Le marais présidentiel s’affiche

Ça débute par une mer d’huile, tellement improbable ou glissante qu’on finira par se casser la binette. Le regard détaché, profond, abyssal comme un déficit public, se porte vers la ligne bleue Marine des Vosges. « La France forte », pense-t-il, forte de ses illusions et d’un antisarkozysme galopant, oui. Ces présidentielles seraient-elles tentées par la castagne bête et méchante ? Sarkozy « bayonné » par les peu folkloriques indépendantistes basques et une pincée de socialistes vient d'en faire les frais.
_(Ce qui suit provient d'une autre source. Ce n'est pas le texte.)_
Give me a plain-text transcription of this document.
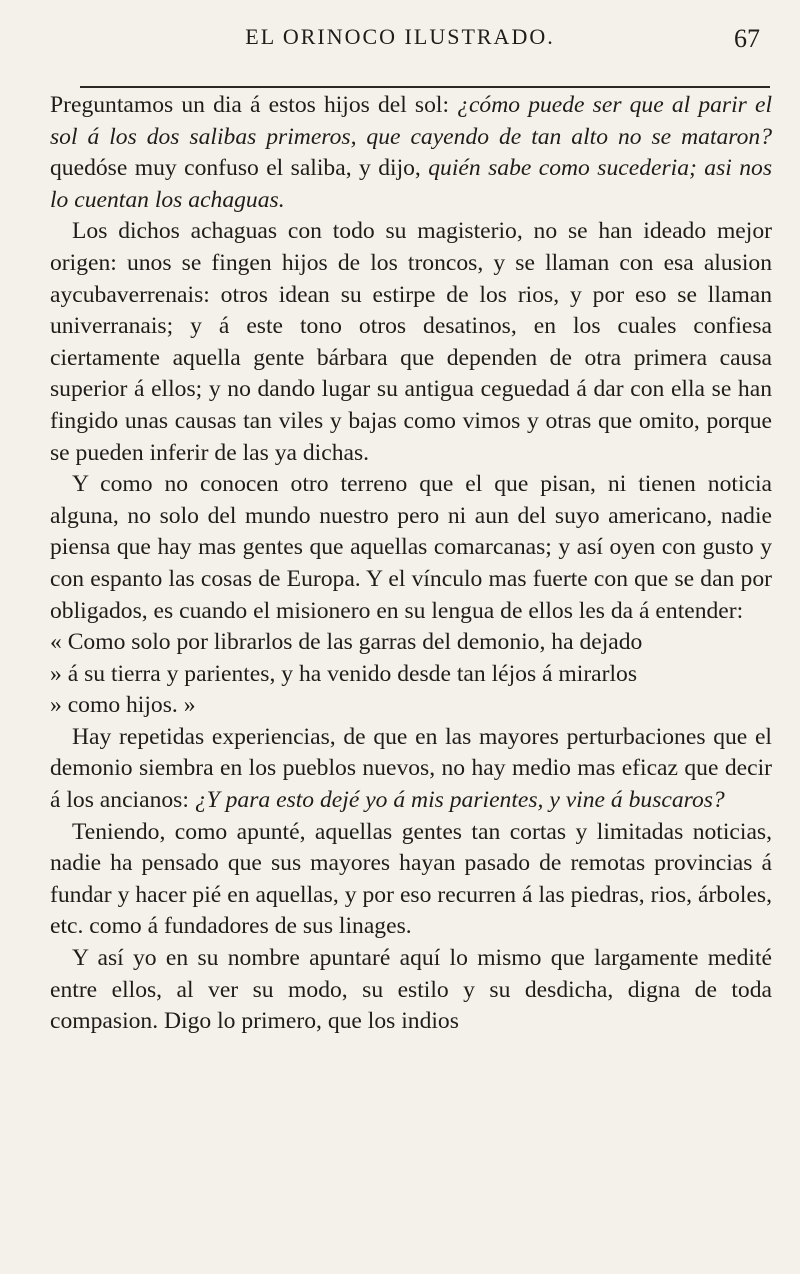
EL ORINOCO ILUSTRADO.	67

Preguntamos un dia á estos hijos del sol: ¿cómo puede ser que al parir el sol á los dos salibas primeros, que cayendo de tan alto no se mataron? quedóse muy confuso el saliba, y dijo, quién sabe como sucederia; asi nos lo cuentan los achaguas.

Los dichos achaguas con todo su magisterio, no se han ideado mejor origen: unos se fingen hijos de los troncos, y se llaman con esa alusion aycubaverrenais: otros idean su estirpe de los rios, y por eso se llaman univerranais; y á este tono otros desatinos, en los cuales confiesa ciertamente aquella gente bárbara que dependen de otra primera causa superior á ellos; y no dando lugar su antigua ceguedad á dar con ella se han fingido unas causas tan viles y bajas como vimos y otras que omito, porque se pueden inferir de las ya dichas.

Y como no conocen otro terreno que el que pisan, ni tienen noticia alguna, no solo del mundo nuestro pero ni aun del suyo americano, nadie piensa que hay mas gentes que aquellas comarcanas; y así oyen con gusto y con espanto las cosas de Europa. Y el vínculo mas fuerte con que se dan por obligados, es cuando el misionero en su lengua de ellos les da á entender:

« Como solo por librarlos de las garras del demonio, ha dejado

» á su tierra y parientes, y ha venido desde tan léjos á mirarlos

» como hijos. »

Hay repetidas experiencias, de que en las mayores perturbaciones que el demonio siembra en los pueblos nuevos, no hay medio mas eficaz que decir á los ancianos: ¿Y para esto dejé yo á mis parientes, y vine á buscaros?

Teniendo, como apunté, aquellas gentes tan cortas y limitadas noticias, nadie ha pensado que sus mayores hayan pasado de remotas provincias á fundar y hacer pié en aquellas, y por eso recurren á las piedras, rios, árboles, etc. como á fundadores de sus linages.

Y así yo en su nombre apuntaré aquí lo mismo que largamente medité entre ellos, al ver su modo, su estilo y su desdicha, digna de toda compasion. Digo lo primero, que los indios
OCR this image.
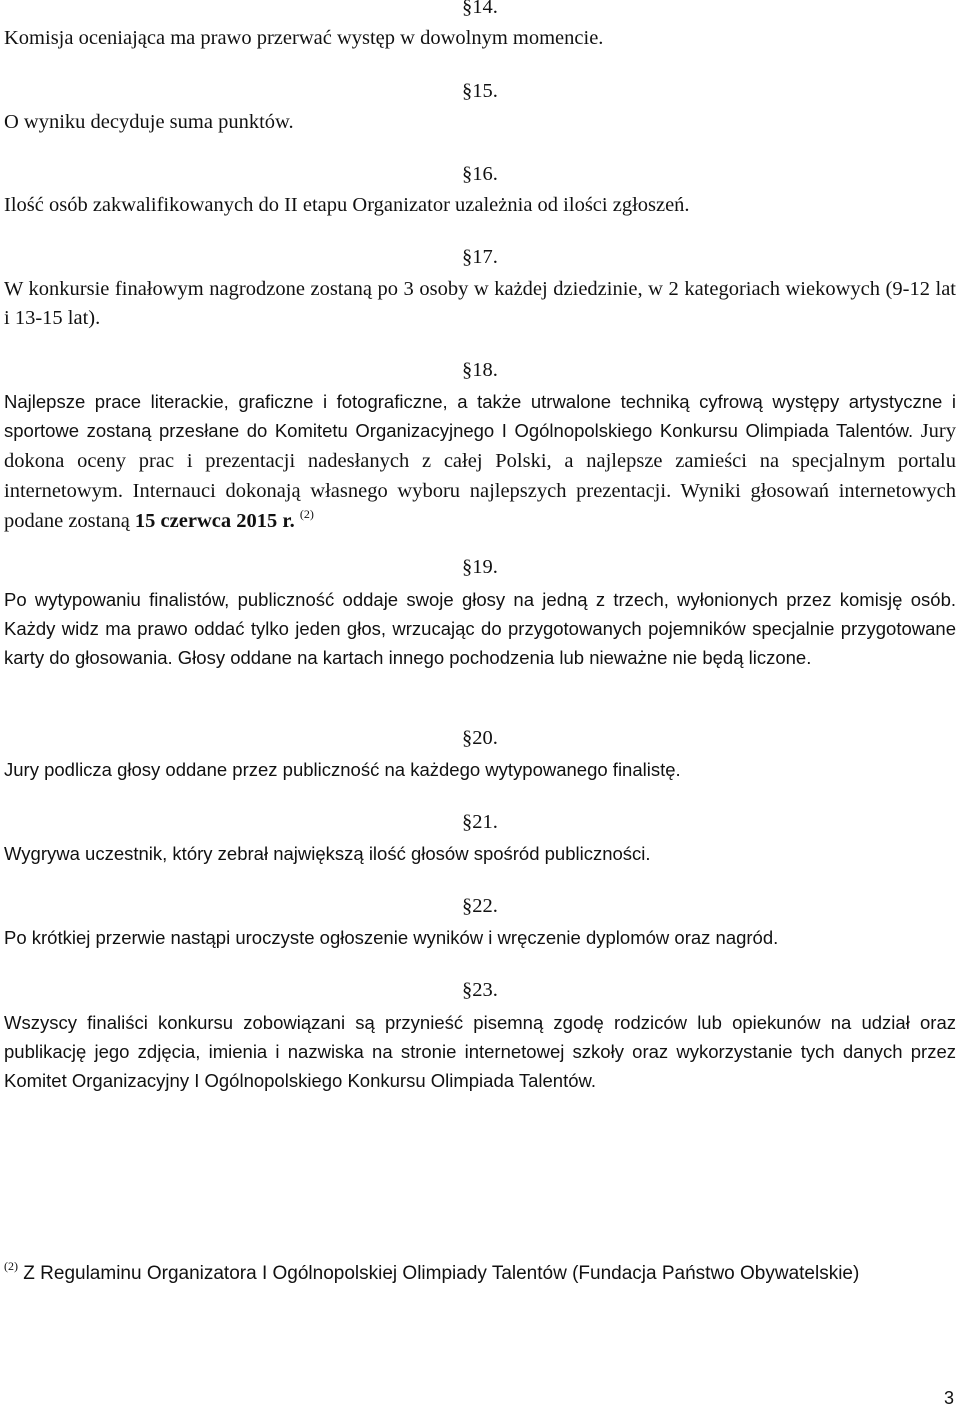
§14.

Komisja oceniająca ma prawo przerwać występ w dowolnym momencie.

§15.

O wyniku decyduje suma punktów.

§16.

Ilość osób zakwalifikowanych do II etapu Organizator uzależnia od ilości zgłoszeń.

§17.

W konkursie finałowym nagrodzone zostaną po 3 osoby w każdej dziedzinie, w 2 kategoriach wiekowych (9-12 lat i 13-15 lat).

§18.

Najlepsze prace literackie, graficzne i fotograficzne, a także utrwalone techniką cyfrową występy artystyczne i sportowe zostaną przesłane do Komitetu Organizacyjnego I Ogólnopolskiego Konkursu Olimpiada Talentów. Jury dokona oceny prac i prezentacji nadesłanych z całej Polski, a najlepsze zamieści na specjalnym portalu internetowym. Internauci dokonają własnego wyboru najlepszych prezentacji. Wyniki głosowań internetowych podane zostaną 15 czerwca 2015 r. $^{(2)}$

§19.

Po wytypowaniu finalistów, publiczność oddaje swoje głosy na jedną z trzech, wyłonionych przez komisję osób. Każdy widz ma prawo oddać tylko jeden głos, wrzucając do przygotowanych pojemników specjalnie przygotowane karty do głosowania. Głosy oddane na kartach innego pochodzenia lub nieważne nie będą liczone.

§20.

Jury podlicza głosy oddane przez publiczność na każdego wytypowanego finalistę.

§21.

Wygrywa uczestnik, który zebrał największą ilość głosów spośród publiczności.

§22.

Po krótkiej przerwie nastąpi uroczyste ogłoszenie wyników i wręczenie dyplomów oraz nagród.

§23.

Wszyscy finaliści konkursu zobowiązani są przynieść pisemną zgodę rodziców lub opiekunów na udział oraz publikację jego zdjęcia, imienia i nazwiska na stronie internetowej szkoły oraz wykorzystanie tych danych przez Komitet Organizacyjny I Ogólnopolskiego Konkursu Olimpiada Talentów.

$^{(2)}$ Z Regulaminu Organizatora I Ogólnopolskiej Olimpiady Talentów (Fundacja Państwo Obywatelskie)

3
La recette d’un « bayonnement » efficace : huées, insultes, œufs et chaises à la volée. De la démocratie gastronomique à l’arrière-cuisine de boui-boui.

Pour maintenir la ligne de flottaison, gardons-nous de  la Bassine aux eaux troubles. Sirène aux mélodies terre-à-terre, elle nous ferait goûter à tous les récifs pour une plongée fatale. Son « Oui ! la France » a tout de la simulation orgasmique avant l’ingestion de ses proies, telle une vorace mante religieuse.

Avec Hollande, l’autre politique du dommage à venir, le paysage est bien plus flou. Il nous annonce simplement que « Le changement c’est maintenant » et, par vague contrepèterie, nous pouvons déceler que les manquements se feront par chuintements, sans bruit, discrètement, avec modestie… Quoique : il semble ne plus mâchonner son socialisme avec honte, il se mélenchonnise même, avec une taxation confiscatoire pour les plus fortunés. Georges Marchais n’avait pas fait mieux lorsqu’il s’en prenait aux « cumulards », les Elkabbach, Duhamel et autres nantis du système, qu’il soupçonnait être passibles de la peine communiste pur jus : « Au-dessus de quatre millions, 100 % d’impôts, je prends tout ! » jubilait l’apparatchik en herbe qu’il restera.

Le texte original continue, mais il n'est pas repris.